Segundo o diretor Nilton da Silva, a movimentação no edifício é sempre grande. Circula pelas dependências do prédio por mês uma média de 10 mil idosos na área da convivência e 15 mil no setor de saúde. Nos bailões do CRI, muitas paqueras e até casamentos acontecem. Cerca de 700 pessoas divertem-se e deslizam seus corpos pelo salão à base de água e refrigerante. Álcool é vetado.

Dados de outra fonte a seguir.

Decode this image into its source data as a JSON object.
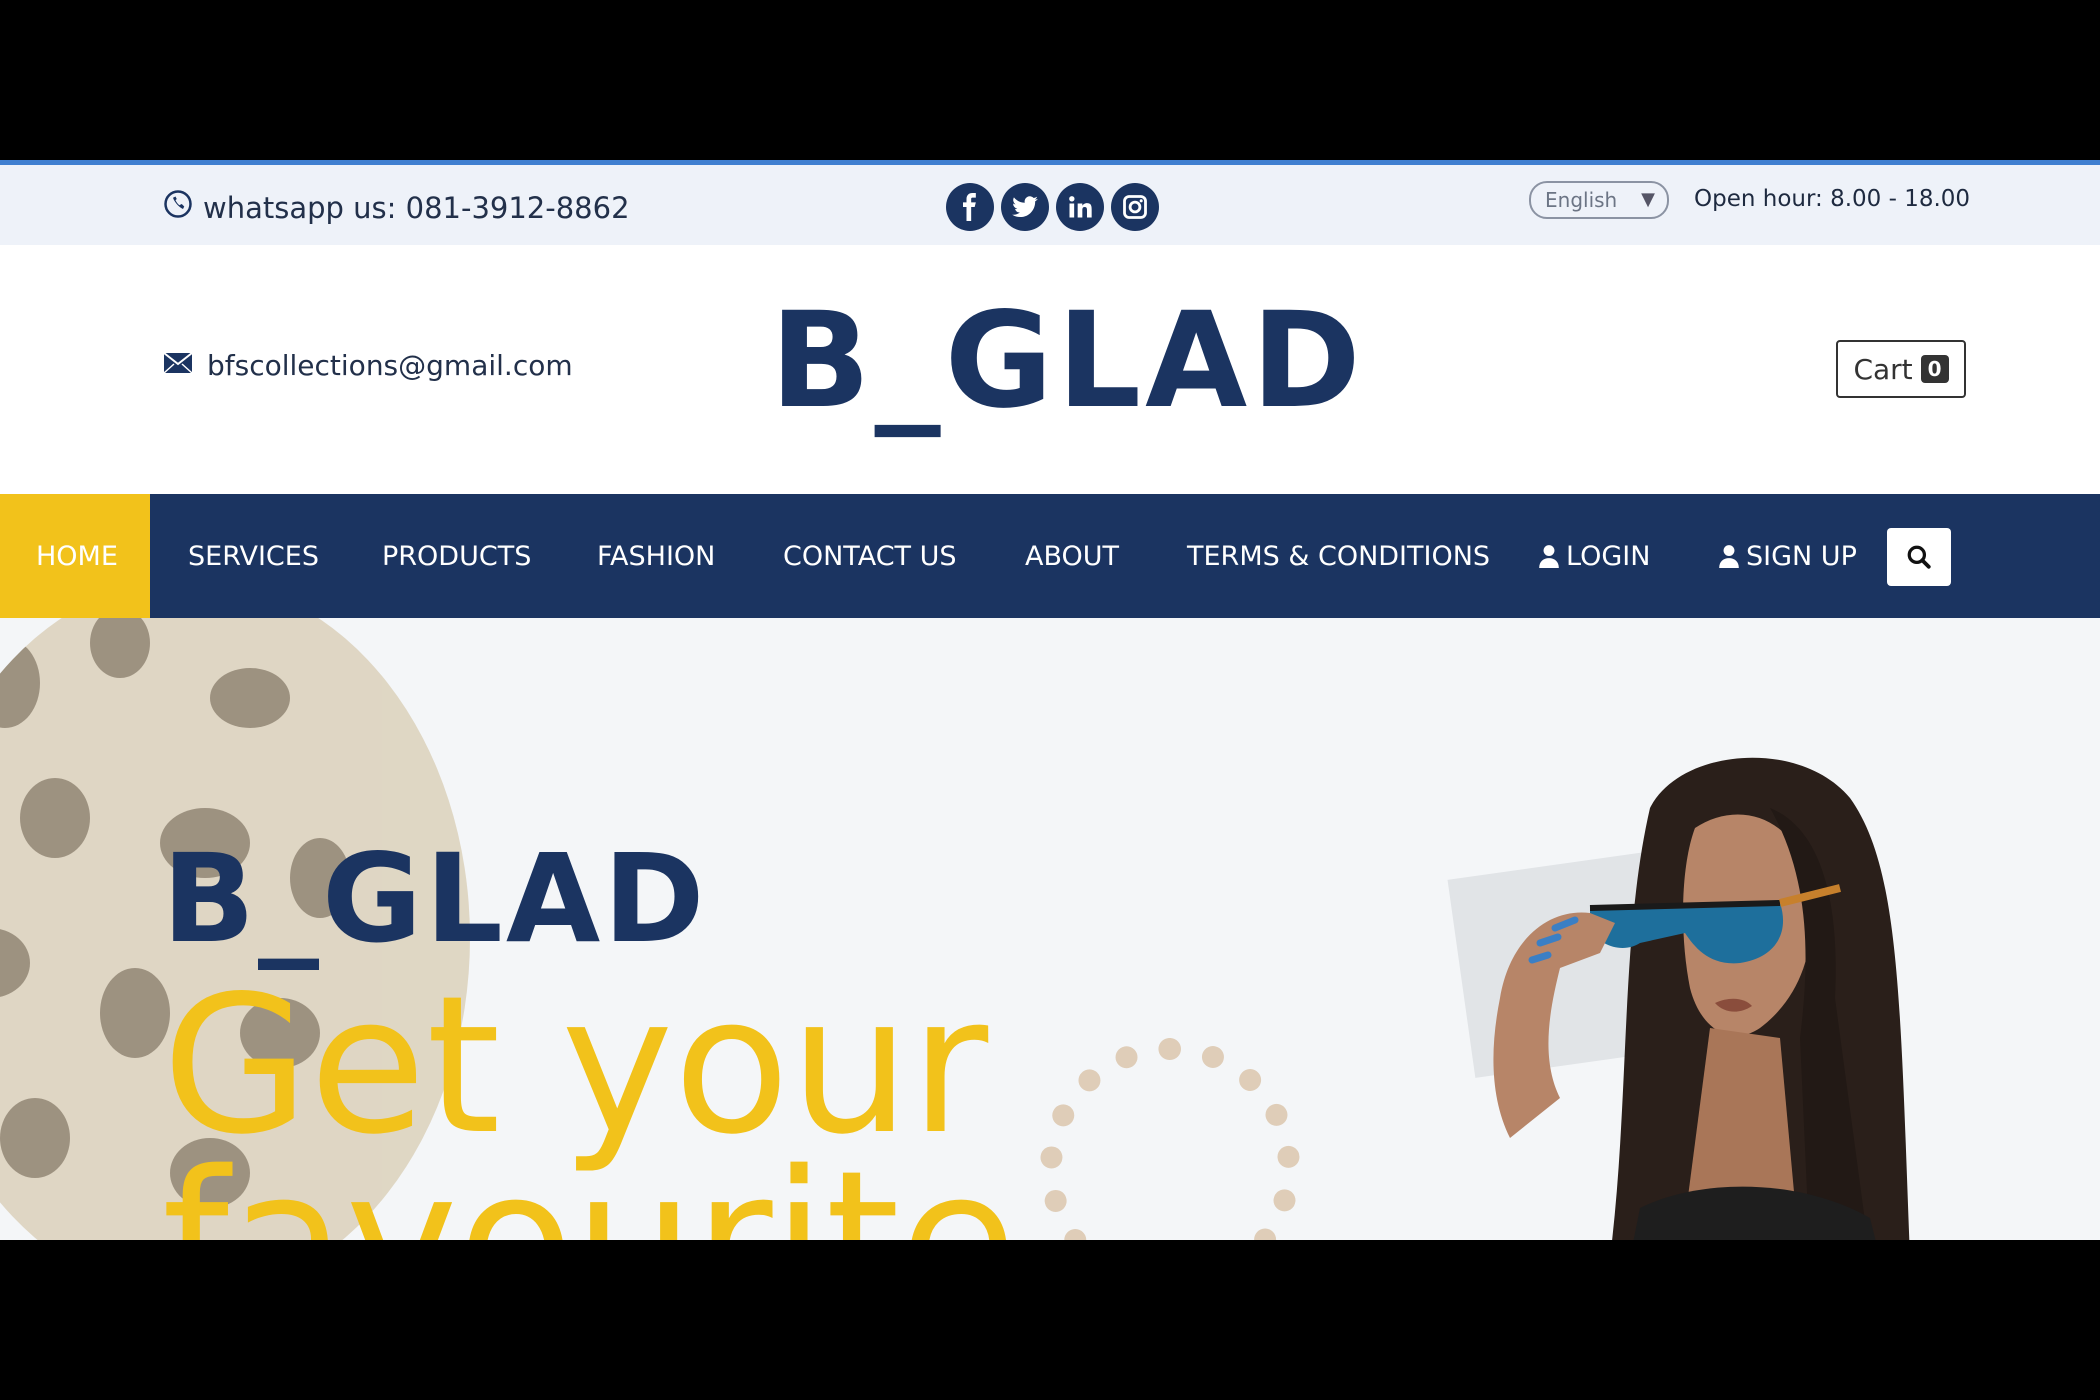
{
  "topbar": {
    "whatsapp_text": "whatsapp us: 081-3912-8862",
    "socials": [
      "facebook",
      "twitter",
      "linkedin",
      "instagram"
    ],
    "language": "English",
    "open_hours": "Open hour: 8.00 - 18.00"
  },
  "header": {
    "email": "bfscollections@gmail.com",
    "logo": "B_GLAD",
    "cart_label": "Cart",
    "cart_count": "0"
  },
  "nav": {
    "items": [
      "HOME",
      "SERVICES",
      "PRODUCTS",
      "FASHION",
      "CONTACT US",
      "ABOUT",
      "TERMS & CONDITIONS",
      "LOGIN",
      "SIGN UP"
    ]
  },
  "hero": {
    "brand": "B_GLAD",
    "headline": "Get your favourite"
  },
  "colors": {
    "navy": "#1b3461",
    "accent_yellow": "#f2c21b",
    "topbar_bg": "#eef2f9",
    "topbar_border": "#3f7fd0"
  }
}
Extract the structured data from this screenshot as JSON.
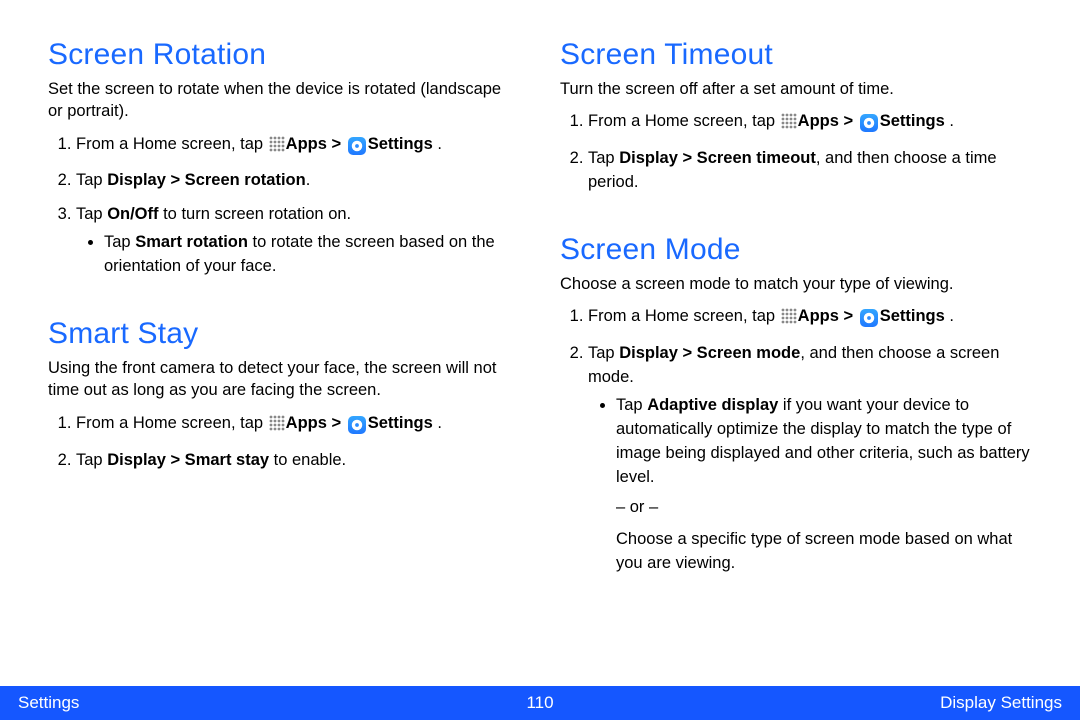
{
  "footer": {
    "left": "Settings",
    "page": "110",
    "right": "Display Settings"
  },
  "icons": {
    "apps": "apps-grid-icon",
    "settings": "settings-gear-icon"
  },
  "left": {
    "rotation": {
      "title": "Screen Rotation",
      "desc": "Set the screen to rotate when the device is rotated (landscape or portrait).",
      "step1_prefix": "From a Home screen, tap ",
      "apps_label": "Apps",
      "gt": " > ",
      "settings_label": "Settings",
      "step1_suffix": " .",
      "step2_pre": "Tap ",
      "step2_bold": "Display > Screen rotation",
      "step2_post": ".",
      "step3_pre": "Tap ",
      "step3_bold": "On/Off",
      "step3_post": " to turn screen rotation on.",
      "bullet_pre": "Tap ",
      "bullet_bold": "Smart rotation",
      "bullet_post": " to rotate the screen based on the orientation of your face."
    },
    "smartstay": {
      "title": "Smart Stay",
      "desc": "Using the front camera to detect your face, the screen will not time out as long as you are facing the screen.",
      "step1_prefix": "From a Home screen, tap ",
      "apps_label": "Apps",
      "gt": " > ",
      "settings_label": "Settings",
      "step1_suffix": " .",
      "step2_pre": "Tap ",
      "step2_bold": "Display > Smart stay",
      "step2_post": " to enable."
    }
  },
  "right": {
    "timeout": {
      "title": "Screen Timeout",
      "desc": "Turn the screen off after a set amount of time.",
      "step1_prefix": "From a Home screen, tap ",
      "apps_label": "Apps",
      "gt": " > ",
      "settings_label": "Settings",
      "step1_suffix": " .",
      "step2_pre": "Tap ",
      "step2_bold": "Display > Screen timeout",
      "step2_post": ", and then choose a time period."
    },
    "mode": {
      "title": "Screen Mode",
      "desc": "Choose a screen mode to match your type of viewing.",
      "step1_prefix": "From a Home screen, tap ",
      "apps_label": "Apps",
      "gt": " > ",
      "settings_label": "Settings",
      "step1_suffix": " .",
      "step2_pre": "Tap ",
      "step2_bold": "Display > Screen mode",
      "step2_post": ", and then choose a screen mode.",
      "bullet_pre": "Tap ",
      "bullet_bold": "Adaptive display",
      "bullet_post": " if you want your device to automatically optimize the display to match the type of image being displayed and other criteria, such as battery level.",
      "or": "– or –",
      "after": "Choose a specific type of screen mode based on what you are viewing."
    }
  }
}
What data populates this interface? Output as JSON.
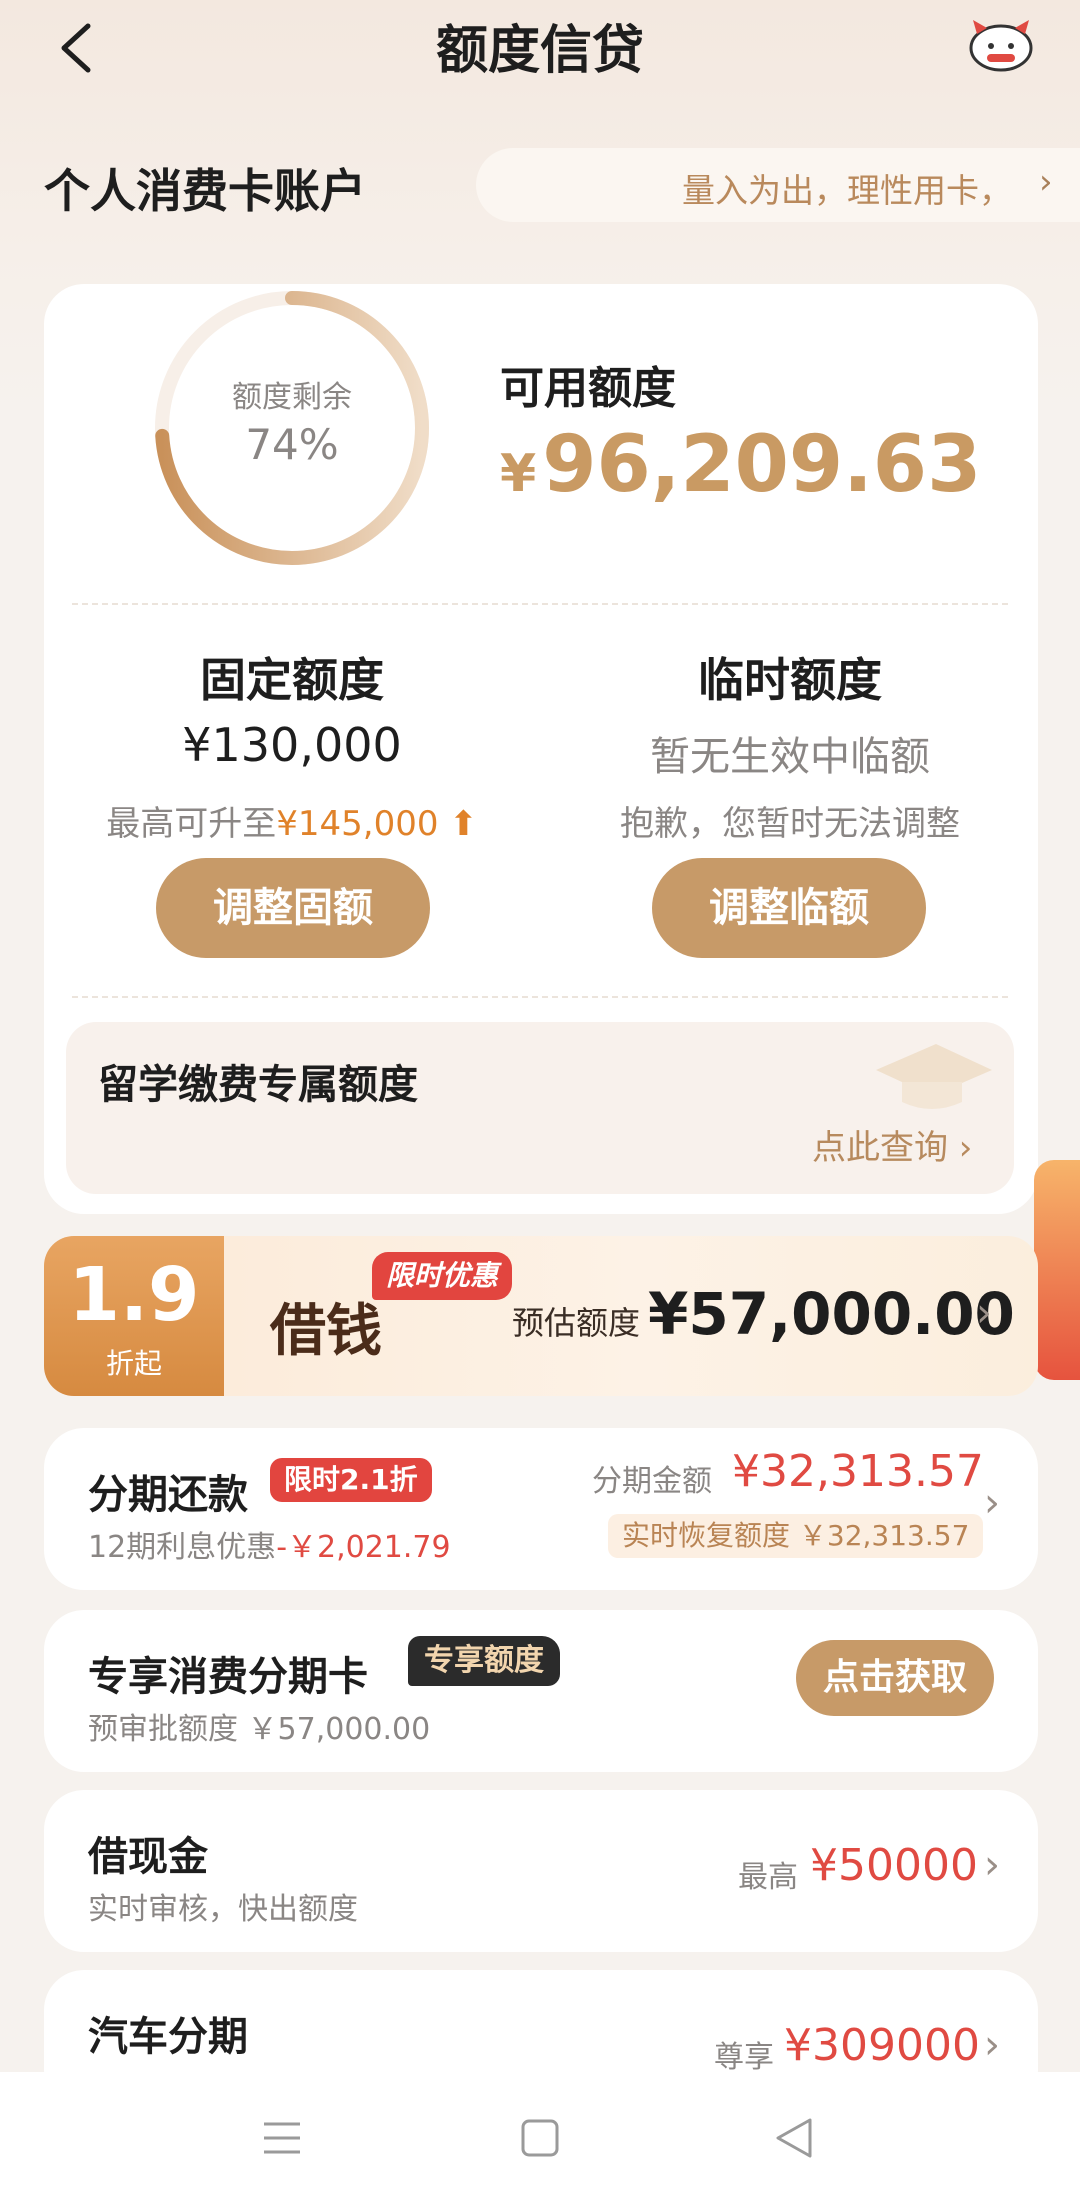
{
  "header": {
    "title": "额度信贷"
  },
  "account": {
    "title": "个人消费卡账户",
    "tip": "量入为出，理性用卡，",
    "tip_chevron": "›"
  },
  "credit": {
    "ring_label": "额度剩余",
    "ring_percent": "74%",
    "ring_fraction": 0.74,
    "available_label": "可用额度",
    "available_currency": "¥",
    "available_amount": "96,209.63"
  },
  "fixed": {
    "title": "固定额度",
    "amount": "¥130,000",
    "upgrade_prefix": "最高可升至",
    "upgrade_amount": "¥145,000",
    "button": "调整固额"
  },
  "temp": {
    "title": "临时额度",
    "status": "暂无生效中临额",
    "note": "抱歉，您暂时无法调整",
    "button": "调整临额"
  },
  "study": {
    "title": "留学缴费专属额度",
    "link": "点此查询 ›"
  },
  "loan": {
    "rate": "1.9",
    "rate_suffix": "折起",
    "title": "借钱",
    "tag": "限时优惠",
    "est_label": "预估额度",
    "est_amount": "¥57,000.00",
    "chevron": "›"
  },
  "installment": {
    "title": "分期还款",
    "tag": "限时2.1折",
    "sub_prefix": "12期利息优惠",
    "sub_amount": "-￥2,021.79",
    "amount_label": "分期金额",
    "amount": "¥32,313.57",
    "restore": "实时恢复额度 ￥32,313.57",
    "chevron": "›"
  },
  "card": {
    "title": "专享消费分期卡",
    "tag": "专享额度",
    "sub": "预审批额度 ￥57,000.00",
    "button": "点击获取"
  },
  "cash": {
    "title": "借现金",
    "sub": "实时审核，快出额度",
    "label": "最高",
    "amount": "¥50000",
    "chevron": "›"
  },
  "car": {
    "title": "汽车分期",
    "label": "尊享",
    "amount": "¥309000",
    "chevron": "›"
  },
  "colors": {
    "accent": "#c99a63",
    "red": "#e04a42",
    "orange": "#e0822a"
  },
  "icons": [
    "back-icon",
    "mascot-icon",
    "graduation-cap-icon",
    "menu-icon",
    "home-icon",
    "back-triangle-icon"
  ]
}
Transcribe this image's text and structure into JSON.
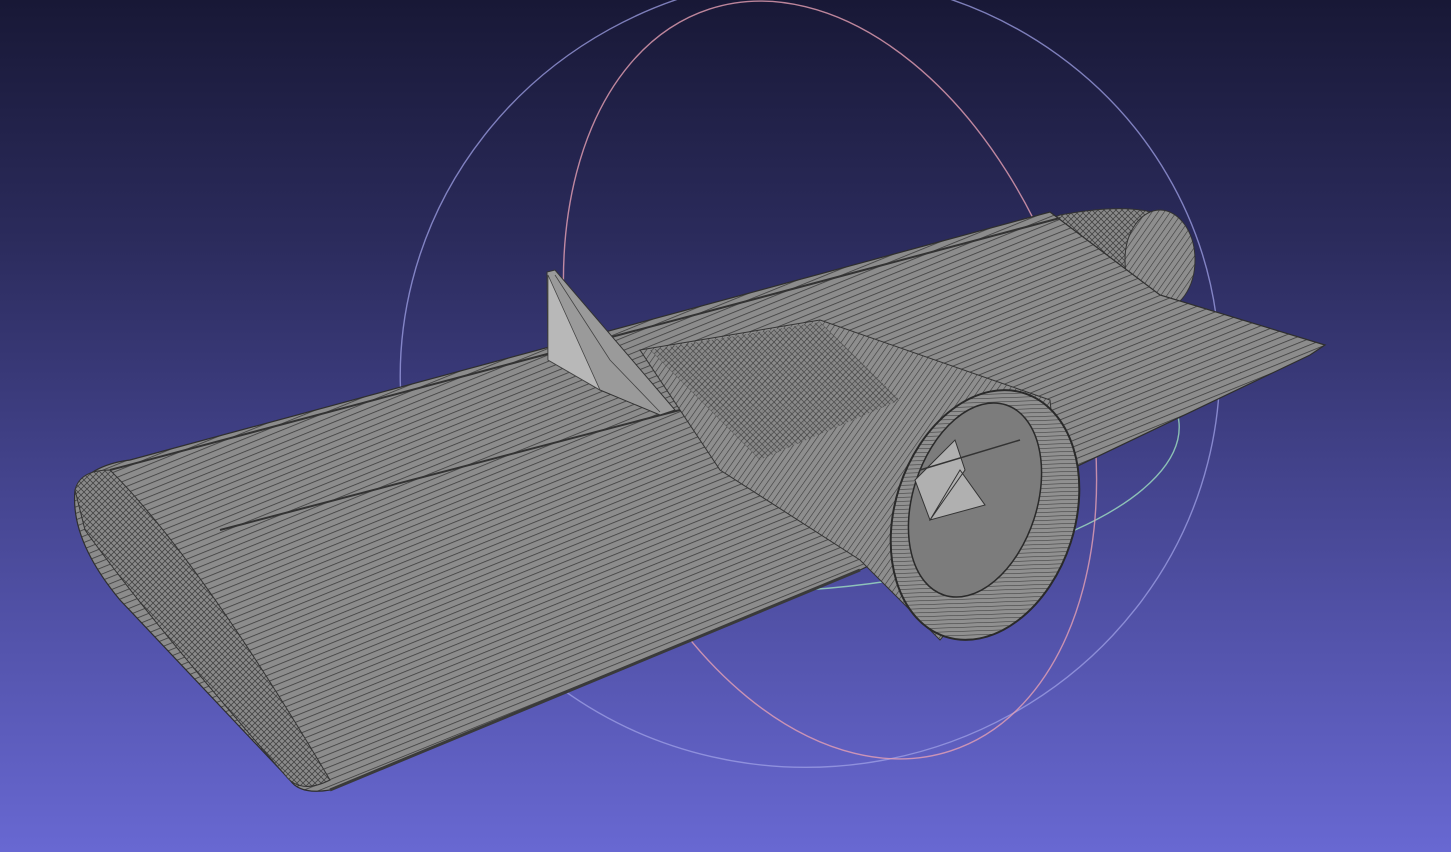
{
  "viewport": {
    "background_top": "#181836",
    "background_bottom": "#6868d2",
    "mesh_fill": "#8a8a8a",
    "mesh_line": "#3a3a3a",
    "trackball_colors": {
      "x_ring": "#e8a0b0",
      "y_ring": "#a0e0c0",
      "z_ring": "#a8a8f0"
    }
  },
  "model": {
    "parts": [
      "wing",
      "engine-nacelle",
      "vertical-fin",
      "intake",
      "exhaust"
    ]
  }
}
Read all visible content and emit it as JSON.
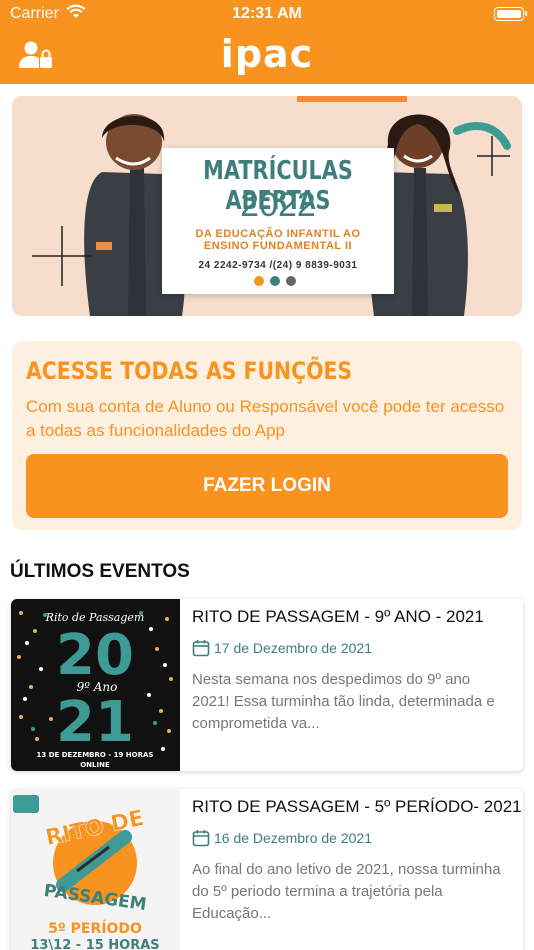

No dia do concurso, 5 de março, sou conduzido pela organização a uma reunião com a bancada de jurados. Somos cinco. Nosso time é integrado pela jornalista Selma Nunes, o funcionário administrativo do CRI Vinicius Rancan, a Miss Brasil teen 2007 Verônica Guerra e a lenda viva Marly Marley, atriz, vedete dos antigos teatros de revista e jurada do Raul Gil. Somos instruídos sobre os quesitos do concurso e como preencher as pontuações nas fichas das candidatas, todas com mais de 60 anos. As categorias de Miss são Timidez, Sorriso, Elegância, Beleza, Simpatia e CRI 2009, que deve sintetizar todas as qualidades.
Cinderela, menina-moça
A sala de desfile está lotada de fãs, curiosos e familiares. Os jurados são colocados em uma posição estratégica para poder observar e analisar as candidatas. O mestre de cerimônias Paulo Guedes sobe ao palanque e aciona uma série de elogios a todas as secretarias e coordenadorias. A abertura é prolongada. Marly Marley, sentadinha ao meu lado, comenta que o MC está mais para político que para apresentador. “Ele tá fazendo média, Arthur.” Costurando as palavras como um tecelão, o cerimonioso Guedes chama ao palco o grupo de música Franci e os Violeiros. Um dos integrantes declama que vai tocar uma musiquinha. Marley fica mordida com o violeiro. Soletra que música é música e não musiquinha. Vixe. Ela é braba. Que nada...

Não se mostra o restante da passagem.